The judge also ordered the MLA to pay a penalty of Rs 500 per day for the 201 days he held the post, adding that there is a difference between salary drawn by a government employee and a legislator.
Madras High Court (File Photo | EPS)
Madras High Court (File Photo | EPS)

CHENNAI: In a significant and perhaps the first-of-its-kind judgment, the Madras High Court has held that a legislator whose election has been declared null and void will have to return all emoluments received since day-one in the post. 

Delivering the landmark judgment, Justice V Parthiban directed former Congress MLA P Veldurai — who was elected in 2006 and disqualified in 2011 by the Supreme Court — to refund within four weeks the Rs 21.58 lakh drawn by him as emoluments.

The judge also ordered the MLA to pay a penalty of Rs 500 per day for the 201 days he held the post, adding that there is a difference between salary drawn by a government employee and a legislator.
The court dismissed a writ petition filed by Veldurai in this regard.

Pursuant to his disqualification, effective from the first day of his assuming office as an MLA, as ordered by the Supreme Court later, the Assembly secretary in August 2011 issued a communication asking him to return all the emoluments he had received during the period between 2006 and 2011.

Veldurai filed the current writ petition challenging this, which was dismissed by Justice Parthiban on Tuesday. “No MLA or MP contests an election for the ‘salary’ on offer.

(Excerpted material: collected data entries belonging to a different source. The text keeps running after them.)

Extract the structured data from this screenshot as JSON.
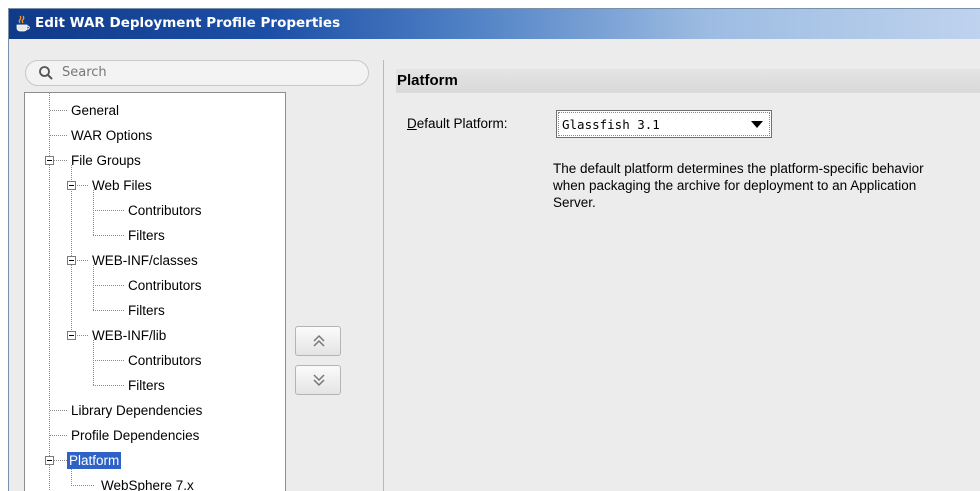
{
  "window": {
    "title": "Edit WAR Deployment Profile Properties"
  },
  "search": {
    "placeholder": "Search"
  },
  "tree": {
    "nodes": [
      {
        "label": "General"
      },
      {
        "label": "WAR Options"
      },
      {
        "label": "File Groups"
      },
      {
        "label": "Web Files"
      },
      {
        "label": "Contributors"
      },
      {
        "label": "Filters"
      },
      {
        "label": "WEB-INF/classes"
      },
      {
        "label": "Contributors"
      },
      {
        "label": "Filters"
      },
      {
        "label": "WEB-INF/lib"
      },
      {
        "label": "Contributors"
      },
      {
        "label": "Filters"
      },
      {
        "label": "Library Dependencies"
      },
      {
        "label": "Profile Dependencies"
      },
      {
        "label": "Platform"
      },
      {
        "label": "WebSphere 7.x"
      }
    ],
    "selected": "Platform"
  },
  "buttons": {
    "move_up": "chevron-double-up-icon",
    "move_down": "chevron-double-down-icon"
  },
  "panel": {
    "title": "Platform",
    "default_platform_label_mnemonic": "D",
    "default_platform_label_rest": "efault Platform:",
    "default_platform_value": "Glassfish 3.1",
    "description_line1": "The default platform determines the platform-specific behavior",
    "description_line2": "when packaging the archive for deployment to an Application",
    "description_line3": "Server."
  },
  "colors": {
    "selection": "#2f62c7",
    "title_bar_start": "#103a8a",
    "title_bar_end": "#bfd3ee"
  }
}
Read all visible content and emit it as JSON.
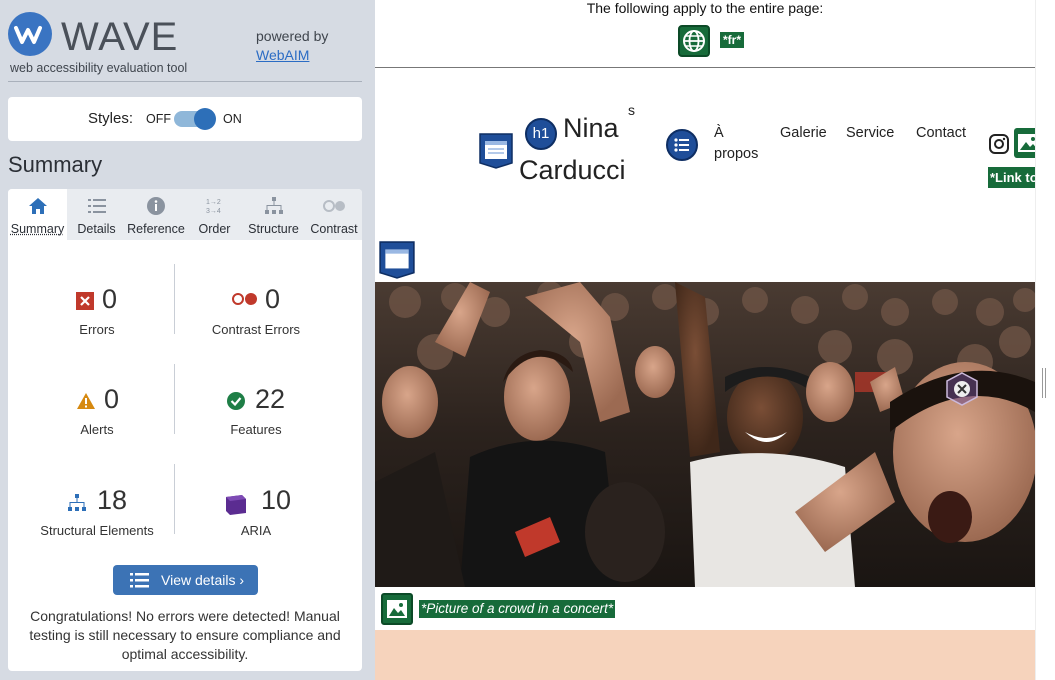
{
  "wave": {
    "logo_text": "WAVE",
    "tagline": "web accessibility evaluation tool",
    "powered_by": "powered by",
    "webaim_link": "WebAIM"
  },
  "styles": {
    "label": "Styles:",
    "off": "OFF",
    "on": "ON",
    "state": "on"
  },
  "summary": {
    "title": "Summary",
    "tabs": [
      {
        "label": "Summary",
        "icon": "home-icon",
        "active": true
      },
      {
        "label": "Details",
        "icon": "list-icon",
        "active": false
      },
      {
        "label": "Reference",
        "icon": "info-icon",
        "active": false
      },
      {
        "label": "Order",
        "icon": "order-icon",
        "active": false
      },
      {
        "label": "Structure",
        "icon": "structure-icon",
        "active": false
      },
      {
        "label": "Contrast",
        "icon": "contrast-icon",
        "active": false
      }
    ],
    "stats": [
      {
        "label": "Errors",
        "value": "0",
        "icon": "error-icon",
        "color": "#c0392b"
      },
      {
        "label": "Contrast Errors",
        "value": "0",
        "icon": "contrast-error-icon",
        "color": "#c0392b"
      },
      {
        "label": "Alerts",
        "value": "0",
        "icon": "alert-icon",
        "color": "#d68910"
      },
      {
        "label": "Features",
        "value": "22",
        "icon": "feature-icon",
        "color": "#1e7e46"
      },
      {
        "label": "Structural Elements",
        "value": "18",
        "icon": "structure-icon",
        "color": "#2d6fb8"
      },
      {
        "label": "ARIA",
        "value": "10",
        "icon": "aria-icon",
        "color": "#5b2c91"
      }
    ],
    "view_details": "View details ›",
    "congrats": "Congratulations! No errors were detected! Manual testing is still necessary to ensure compliance and optimal accessibility."
  },
  "page": {
    "apply_text": "The following apply to the entire page:",
    "lang_tag": "*fr*",
    "brand_line1": "Nina",
    "brand_line2": "Carducci",
    "brand_sup": "s",
    "h1_badge": "h1",
    "nav": [
      "À propos",
      "Galerie",
      "Service",
      "Contact"
    ],
    "link_tag": "*Link to Instagram*",
    "alt_tag": "*Picture of a crowd in a concert*"
  }
}
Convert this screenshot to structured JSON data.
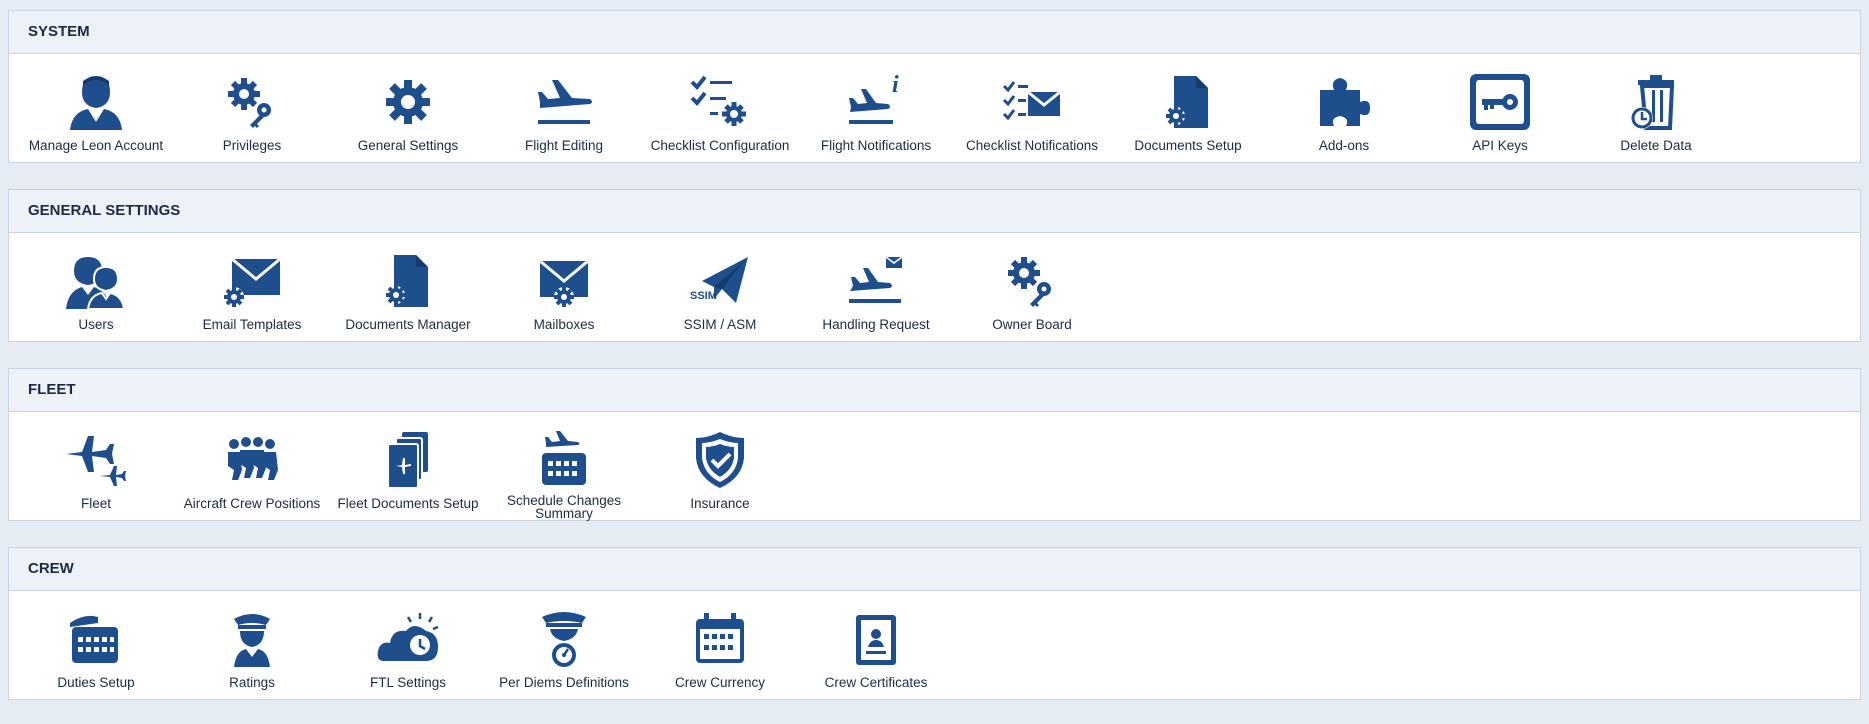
{
  "colors": {
    "icon": "#1f4e8c",
    "header_bg": "#edf2f9",
    "page_bg": "#e6ecf4",
    "border": "#c9d4e3"
  },
  "sections": [
    {
      "title": "SYSTEM",
      "items": [
        {
          "label": "Manage Leon Account",
          "icon": "user-icon"
        },
        {
          "label": "Privileges",
          "icon": "gears-key-icon"
        },
        {
          "label": "General Settings",
          "icon": "gear-icon"
        },
        {
          "label": "Flight Editing",
          "icon": "plane-takeoff-icon"
        },
        {
          "label": "Checklist Configuration",
          "icon": "checklist-gear-icon"
        },
        {
          "label": "Flight Notifications",
          "icon": "plane-info-icon"
        },
        {
          "label": "Checklist Notifications",
          "icon": "checklist-envelope-icon"
        },
        {
          "label": "Documents Setup",
          "icon": "document-gear-icon"
        },
        {
          "label": "Add-ons",
          "icon": "puzzle-icon"
        },
        {
          "label": "API Keys",
          "icon": "key-icon"
        },
        {
          "label": "Delete Data",
          "icon": "trash-clock-icon"
        }
      ]
    },
    {
      "title": "GENERAL SETTINGS",
      "items": [
        {
          "label": "Users",
          "icon": "users-icon"
        },
        {
          "label": "Email Templates",
          "icon": "envelope-gear-icon"
        },
        {
          "label": "Documents Manager",
          "icon": "document-gear-icon"
        },
        {
          "label": "Mailboxes",
          "icon": "mailbox-gear-icon"
        },
        {
          "label": "SSIM / ASM",
          "icon": "ssim-paperplane-icon",
          "icon_text": "SSIM"
        },
        {
          "label": "Handling Request",
          "icon": "plane-envelope-icon"
        },
        {
          "label": "Owner Board",
          "icon": "gears-key-icon"
        }
      ]
    },
    {
      "title": "FLEET",
      "items": [
        {
          "label": "Fleet",
          "icon": "planes-icon"
        },
        {
          "label": "Aircraft Crew Positions",
          "icon": "crew-seats-icon"
        },
        {
          "label": "Fleet Documents Setup",
          "icon": "plane-documents-icon"
        },
        {
          "label": "Schedule Changes Summary",
          "icon": "plane-calendar-icon"
        },
        {
          "label": "Insurance",
          "icon": "shield-check-icon"
        }
      ]
    },
    {
      "title": "CREW",
      "items": [
        {
          "label": "Duties Setup",
          "icon": "pilot-calendar-icon"
        },
        {
          "label": "Ratings",
          "icon": "pilot-icon"
        },
        {
          "label": "FTL Settings",
          "icon": "cloud-clock-icon"
        },
        {
          "label": "Per Diems Definitions",
          "icon": "pilot-gauge-icon"
        },
        {
          "label": "Crew Currency",
          "icon": "calendar-icon"
        },
        {
          "label": "Crew Certificates",
          "icon": "certificate-icon"
        }
      ]
    }
  ]
}
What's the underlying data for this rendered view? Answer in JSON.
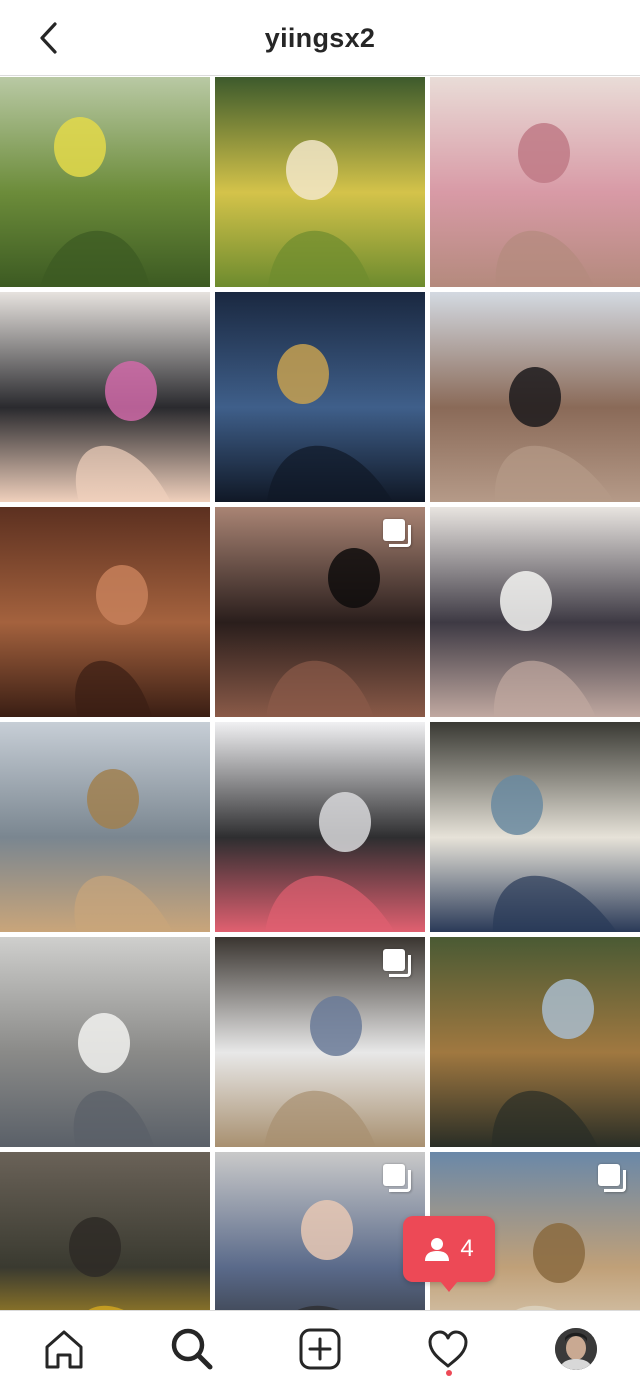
{
  "header": {
    "username": "yiingsx2"
  },
  "grid": {
    "posts": [
      {
        "alt": "",
        "multi": false,
        "colors": [
          "#b9c9a4",
          "#6c8c3a",
          "#e3d94a",
          "#3c5a22"
        ]
      },
      {
        "alt": "",
        "multi": false,
        "colors": [
          "#3d5a2c",
          "#d4c34a",
          "#f2e6c8",
          "#6d8b2e"
        ]
      },
      {
        "alt": "",
        "multi": false,
        "colors": [
          "#e9dcd7",
          "#d89aa6",
          "#c07a86",
          "#b48a7d"
        ]
      },
      {
        "alt": "",
        "multi": false,
        "colors": [
          "#e6e2de",
          "#2a2a2e",
          "#d06aa8",
          "#f0d0bc"
        ]
      },
      {
        "alt": "",
        "multi": false,
        "colors": [
          "#1a2840",
          "#3f5f8a",
          "#c5a050",
          "#101826"
        ]
      },
      {
        "alt": "",
        "multi": false,
        "colors": [
          "#d3d9e1",
          "#8a6a58",
          "#1c1a1c",
          "#b59a88"
        ]
      },
      {
        "alt": "",
        "multi": false,
        "colors": [
          "#5c3020",
          "#a4623e",
          "#c7805a",
          "#3a1e14"
        ]
      },
      {
        "alt": "",
        "multi": true,
        "colors": [
          "#a98474",
          "#2a1e1c",
          "#0e0c0c",
          "#8a5a48"
        ]
      },
      {
        "alt": "",
        "multi": false,
        "colors": [
          "#e8e4e0",
          "#3e3a44",
          "#f4f4f2",
          "#c0a8a0"
        ]
      },
      {
        "alt": "",
        "multi": false,
        "colors": [
          "#c7ced6",
          "#7a8690",
          "#a08050",
          "#c9a57a"
        ]
      },
      {
        "alt": "",
        "multi": false,
        "colors": [
          "#f0f0f2",
          "#2e2e30",
          "#d8d8da",
          "#e06070"
        ]
      },
      {
        "alt": "",
        "multi": false,
        "colors": [
          "#3a3a34",
          "#e6e2d8",
          "#6a8aa0",
          "#2a3a58"
        ]
      },
      {
        "alt": "",
        "multi": false,
        "colors": [
          "#cfcfcd",
          "#8a8a88",
          "#f2f2f0",
          "#5a6068"
        ]
      },
      {
        "alt": "",
        "multi": true,
        "colors": [
          "#3a3530",
          "#e8e8e8",
          "#6a7a98",
          "#a89070"
        ]
      },
      {
        "alt": "",
        "multi": false,
        "colors": [
          "#4a5a34",
          "#a07840",
          "#a9bccd",
          "#2a2e26"
        ]
      },
      {
        "alt": "",
        "multi": false,
        "colors": [
          "#6a6258",
          "#3a3a30",
          "#2e2a26",
          "#e0b020"
        ]
      },
      {
        "alt": "",
        "multi": true,
        "colors": [
          "#c9c9c9",
          "#5a6a8a",
          "#e8c8b4",
          "#2a2a2a"
        ]
      },
      {
        "alt": "",
        "multi": true,
        "colors": [
          "#6a88a8",
          "#c0a078",
          "#8a6a40",
          "#e0d8c8"
        ]
      }
    ]
  },
  "activity_badge": {
    "count": "4",
    "icon": "person-icon",
    "color": "#ed4956"
  },
  "tabbar": {
    "tabs": [
      {
        "name": "home",
        "icon": "home-icon"
      },
      {
        "name": "search",
        "icon": "search-icon",
        "active": true
      },
      {
        "name": "new-post",
        "icon": "plus-square-icon"
      },
      {
        "name": "activity",
        "icon": "heart-icon"
      },
      {
        "name": "profile",
        "icon": "avatar"
      }
    ]
  }
}
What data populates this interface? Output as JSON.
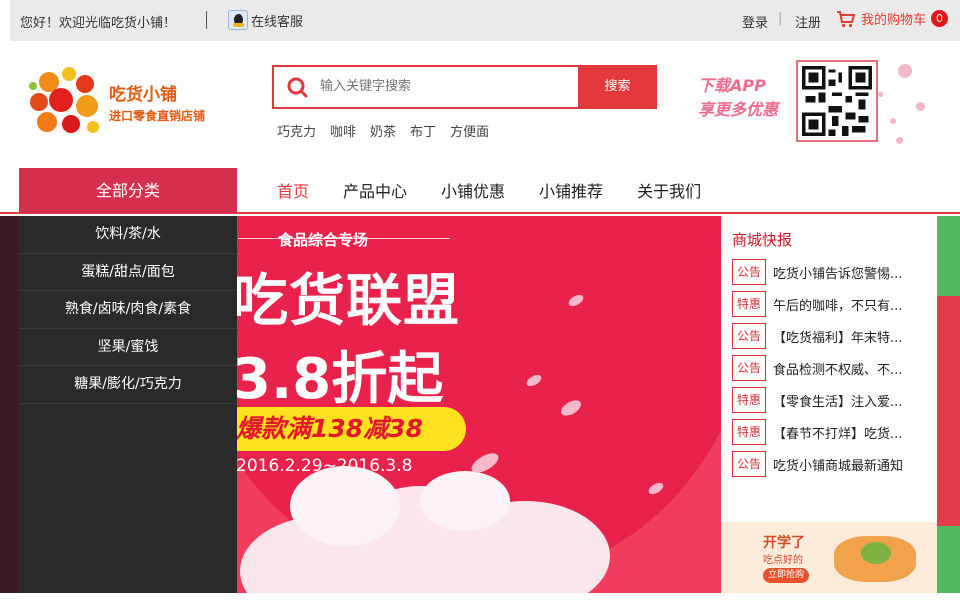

The attendant benefits on becoming a member of the House may be attractive and worthwhile, but that could not be a reason for any candidate to stand in the election,” said the judge. “He has to represent and serve his constituency people. His representation is totally different and hence, the services of an MLA or MP and the emoluments received or paid to him, cannot be equated to salaries earned by a government employee. The two are different and distinct. Even the members of the House may not like to suggest that they became MLA or MP to ‘make a living’.”

“When the State has sought refund of the emoluments paid to the Member of the House, it is not a liability or penalty visiting the member within the meaning of Section 107 of the RP Act. The member, having been disqualified, is disqualified from day one of his election. In fact, his candidature itself is struck down. If so, he cannot and could not have become a member. That being so, then all the emoluments received by him as a member, is not legitimate sums in his hands,” said the court.

“It is not a liability or penalty imposed on him. Penalty in law is only and can only be `500 per day for the days he had attended as member of the House, as contemplated under Article 193 of the Constitution. The refund of the emoluments paid is not a liability or penalty imposed. A person who was not qualified to stand, got elected and by operation of law lost the status. If so, the attendant benefits stand withdrawn for all practical purposes,” the judge said. As regards the contention that there was inordinate delay, the judge said the justice delivery system cannot afford to expose itself to be outwitted by a wily litigant.